A Different Kind of First Day
Artwork by Morgan Harper Nichols
Tomorrow is my first day back to work after six months of burnout leave. Countless people have asked me if I feel ready to go back to work. The truth is that I don’t know. It is impossible to know if I would ever feel completely “ready” to go back. I do know that I am feeling good, better than I have in as long as I can remember. I also know I am ready to work, ready for routine, and ready for this next phase of my life.
From prep meetings I have had over the last two weeks, I know that somethings at work have changed: our files have evolved, people have moved on and others have joined the team, we are facing new opportunities and challenges.

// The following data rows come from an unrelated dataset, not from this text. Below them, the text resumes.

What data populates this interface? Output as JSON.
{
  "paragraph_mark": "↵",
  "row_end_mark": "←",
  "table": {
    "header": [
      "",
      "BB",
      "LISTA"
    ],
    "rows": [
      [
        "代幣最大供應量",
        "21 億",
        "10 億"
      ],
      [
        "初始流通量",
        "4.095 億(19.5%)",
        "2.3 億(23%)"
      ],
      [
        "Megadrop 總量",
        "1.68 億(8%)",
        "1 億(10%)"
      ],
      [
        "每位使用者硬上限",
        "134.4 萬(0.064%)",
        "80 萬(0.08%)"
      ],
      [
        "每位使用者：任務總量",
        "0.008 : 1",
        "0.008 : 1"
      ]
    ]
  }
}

But it is not the newness and all the catching up that I have had to mentally prepare for. What I have had to prepare myself for the most is all the things that I know have not changed. All the things that contributed to my burnout in the first place, still there waiting for me. If I am being honest, somedays returning feels like the textbook definition of insanity.
But then I remember that there is one major difference: me. I have changed. I am a different person than I was in September. I finally feel like I know who I am for the first time in decades. I have set boundaries for myself, I know what my priorities are and I have had the chance to re-evaluate my plan for my one wild and precious life (thank you Mary Oliver).
So will I be able to handle the same old stressors differently? I won’t know for sure until I try. I am a lot more self-aware now, I have a better sense of what triggers my anxiety at work and I understand that to be successful I need pockets of rest (dare I say this could be the end of 8 hour days of back-to-back meetings). Most importantly, I know that if I am not deliberate, vigilant even, in managing myself then I will risk the progress I have made in my recovery. Everything that I have worked so hard to achieve in the last 185 days. Nothing is worth that.